X = vectorizer.fit_transform(corpus).toarray()
print('Displaying word embeddings:\n ', X)

y = dataset.iloc[:,4].values

#### Split the dataset into train and test sets. Use sklearn train_test_split() function

In [None]:
# Split the dataset to train and test
from sklearn.model_selection import train_test_split

# This means that X_test and y_test contains 20% of our data which we reserve for testing.
X_train, X_test, y_train, y_test = train_test_split(X, y, test_size = 0.2, random_state = 0)

#### Initialize a classifier from scikit-learn and train it on the data

In [None]:
from sklearn.ensemble import RandomForestClassifier

sentiment_classifier = RandomForestClassifier(n_estimators = 1000, random_state = 0)

#### Fit and predict the results of your model 

In [None]:
'''
   In scikit-learn, an estimator for classification is a Python object that implements the methods fit(X, y) and predict(T)
   Train the classifier: Once the model is initialized, we train it to our specific dataset, Scikit-learn’s fit() method 
   allows us to do so. This is where our machine learning classifier actually learns the underlying functions that produce the results.
'''
sentiment_classifier.fit(X_train, y_train)

In [None]:
# To predict the sentiment for the documents in our test set we can use the predict method of 
# the RandomForestClassifier class

y_pred = sentiment_classifier.predict(X_test)

#### Create a confusion matrix (True/False Negatives/Positives)

In [None]:
from sklearn.metrics import confusion_matrix

cm = confusion_matrix(y_test, y_pred)

#### Evaluate your model's results using scikit-learn evaluation metrics

In [None]:
from sklearn.metrics import classification_report, confusion_matrix, accuracy_score

print(confusion_matrix(y_test,y_pred))
print(classification_report(y_test,y_pred))
print(accuracy_score(y_test, y_pred))

#### Congratulations!

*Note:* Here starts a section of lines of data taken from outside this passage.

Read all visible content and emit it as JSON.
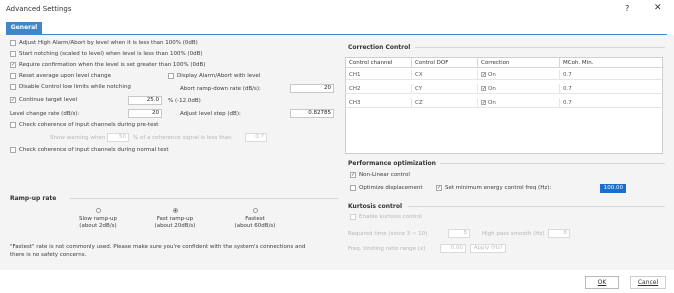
{
  "window": {
    "title": "Advanced Settings",
    "help": "?",
    "close": "✕"
  },
  "tab": {
    "label": "General"
  },
  "left": {
    "cb_adjust_high_alarm": {
      "label": "Adjust High Alarm/Abort by level when it is less than 100% (0dB)",
      "checked": false
    },
    "cb_start_notching": {
      "label": "Start notching (scaled to level) when level is less than 100% (0dB)",
      "checked": false
    },
    "cb_require_confirmation": {
      "label": "Require confirmation when the level is set greater than 100% (0dB)",
      "checked": true
    },
    "cb_reset_average": {
      "label": "Reset average upon level change",
      "checked": false
    },
    "cb_display_alarm": {
      "label": "Display Alarm/Abort with level",
      "checked": false
    },
    "cb_disable_low_limits": {
      "label": "Disable Control low limits while notching",
      "checked": false
    },
    "abort_ramp_label": "Abort ramp-down rate (dB/s):",
    "abort_ramp_value": "20",
    "cb_continue_target": {
      "label": "Continue target level",
      "checked": true
    },
    "continue_value": "25.0",
    "continue_unit": "% (-12.0dB)",
    "level_change_label": "Level change rate (dB/s):",
    "level_change_value": "20",
    "adjust_step_label": "Adjust level step (dB):",
    "adjust_step_value": "0.82785",
    "cb_coherence_pretest": {
      "label": "Check coherence of input channels during pre-test",
      "checked": false
    },
    "warning_prefix": "Show warning when",
    "warning_value": "50",
    "warning_mid": "% of a coherence signal is less than",
    "warning_value2": "0.7",
    "cb_coherence_normal": {
      "label": "Check coherence of input channels during normal test",
      "checked": false
    }
  },
  "ramp": {
    "title": "Ramp-up rate",
    "options": [
      {
        "line1": "Slow ramp-up",
        "line2": "(about 2dB/s)",
        "selected": false
      },
      {
        "line1": "Fast ramp-up",
        "line2": "(about 20dB/s)",
        "selected": true
      },
      {
        "line1": "Fastest",
        "line2": "(about 60dB/s)",
        "selected": false
      }
    ],
    "note1": "\"Fastest\" rate is not commonly used. Please make sure you're confident with the system's connections and",
    "note2": "there is no safety concerns."
  },
  "correction": {
    "title": "Correction Control",
    "headers": [
      "Control channel",
      "Control DOF",
      "Correction",
      "MCoh. Min."
    ],
    "rows": [
      {
        "channel": "CH1",
        "dof": "CX",
        "correction": "On",
        "checked": true,
        "mcoh": "0.7"
      },
      {
        "channel": "CH2",
        "dof": "CY",
        "correction": "On",
        "checked": true,
        "mcoh": "0.7"
      },
      {
        "channel": "CH3",
        "dof": "CZ",
        "correction": "On",
        "checked": true,
        "mcoh": "0.7"
      }
    ]
  },
  "performance": {
    "title": "Performance optimization",
    "cb_nonlinear": {
      "label": "Non-Linear control",
      "checked": true
    },
    "cb_optimize": {
      "label": "Optimize displacement",
      "checked": false
    },
    "cb_min_energy": {
      "label": "Set minimum energy control freq (Hz):",
      "checked": true
    },
    "min_energy_value": "100.00"
  },
  "kurtosis": {
    "title": "Kurtosis control",
    "cb_enable": {
      "label": "Enable kurtosis control",
      "checked": false
    },
    "required_label": "Required time (since 3 ~ 10)",
    "required_value": "8",
    "high_pass_label": "High pass smooth (Hz)",
    "high_pass_value": "8",
    "freq_label": "Freq. limiting ratio range (x)",
    "freq_value": "0.00",
    "apply_label": "Apply (Hz)"
  },
  "buttons": {
    "ok": "OK",
    "cancel": "Cancel"
  }
}
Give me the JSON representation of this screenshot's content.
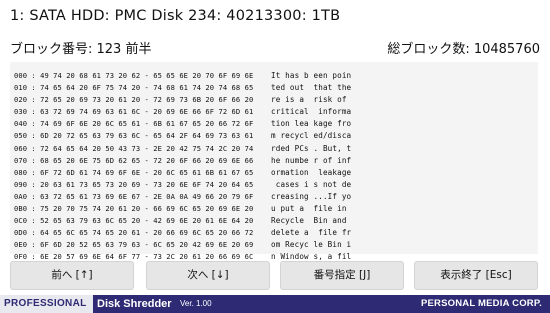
{
  "header": {
    "title": "1:  SATA HDD: PMC Disk 234: 40213300: 1TB"
  },
  "block_info": {
    "block_number_label": "ブロック番号: 123 前半",
    "total_blocks_label": "総ブロック数: 10485760"
  },
  "dump": {
    "hex_lines": [
      "000 : 49 74 20 68 61 73 20 62 - 65 65 6E 20 70 6F 69 6E",
      "010 : 74 65 64 20 6F 75 74 20 - 74 68 61 74 20 74 68 65",
      "020 : 72 65 20 69 73 20 61 20 - 72 69 73 6B 20 6F 66 20",
      "030 : 63 72 69 74 69 63 61 6C - 20 69 6E 66 6F 72 6D 61",
      "040 : 74 69 6F 6E 20 6C 65 61 - 6B 61 67 65 20 66 72 6F",
      "050 : 6D 20 72 65 63 79 63 6C - 65 64 2F 64 69 73 63 61",
      "060 : 72 64 65 64 20 50 43 73 - 2E 20 42 75 74 2C 20 74",
      "070 : 68 65 20 6E 75 6D 62 65 - 72 20 6F 66 20 69 6E 66",
      "080 : 6F 72 6D 61 74 69 6F 6E - 20 6C 65 61 6B 61 67 65",
      "090 : 20 63 61 73 65 73 20 69 - 73 20 6E 6F 74 20 64 65",
      "0A0 : 63 72 65 61 73 69 6E 67 - 2E 0A 0A 49 66 20 79 6F",
      "0B0 : 75 20 70 75 74 20 61 20 - 66 69 6C 65 20 69 6E 20",
      "0C0 : 52 65 63 79 63 6C 65 20 - 42 69 6E 20 61 6E 64 20",
      "0D0 : 64 65 6C 65 74 65 20 61 - 20 66 69 6C 65 20 66 72",
      "0E0 : 6F 6D 20 52 65 63 79 63 - 6C 65 20 42 69 6E 20 69",
      "0F0 : 6E 20 57 69 6E 64 6F 77 - 73 2C 20 61 20 66 69 6C"
    ],
    "ascii_lines": [
      "It has b een poin",
      "ted out  that the",
      "re is a  risk of",
      "critical  informa",
      "tion lea kage fro",
      "m recycl ed/disca",
      "rded PCs . But, t",
      "he numbe r of inf",
      "ormation  leakage",
      " cases i s not de",
      "creasing ...If yo",
      "u put a  file in",
      "Recycle  Bin and",
      "delete a  file fr",
      "om Recyc le Bin i",
      "n Window s, a fil"
    ]
  },
  "buttons": {
    "prev": "前へ [↑]",
    "next": "次へ [↓]",
    "goto": "番号指定 [J]",
    "exit": "表示終了 [Esc]"
  },
  "footer": {
    "brand": "PROFESSIONAL",
    "product": "Disk Shredder",
    "version": "Ver. 1.00",
    "company": "PERSONAL MEDIA CORP."
  }
}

You have implemented your Sentiment Analysis Model using Natural Language ToolKit and scikit-learn libraries!

+ For more practice, you can change some other machine learning algorithm to see if you can improve the performance. You can also change the parameters of the CountVectorizer class to see if you can get any improvement or use a different vectorizer, such as `TfidfVectorizer` class from scikit-learn library.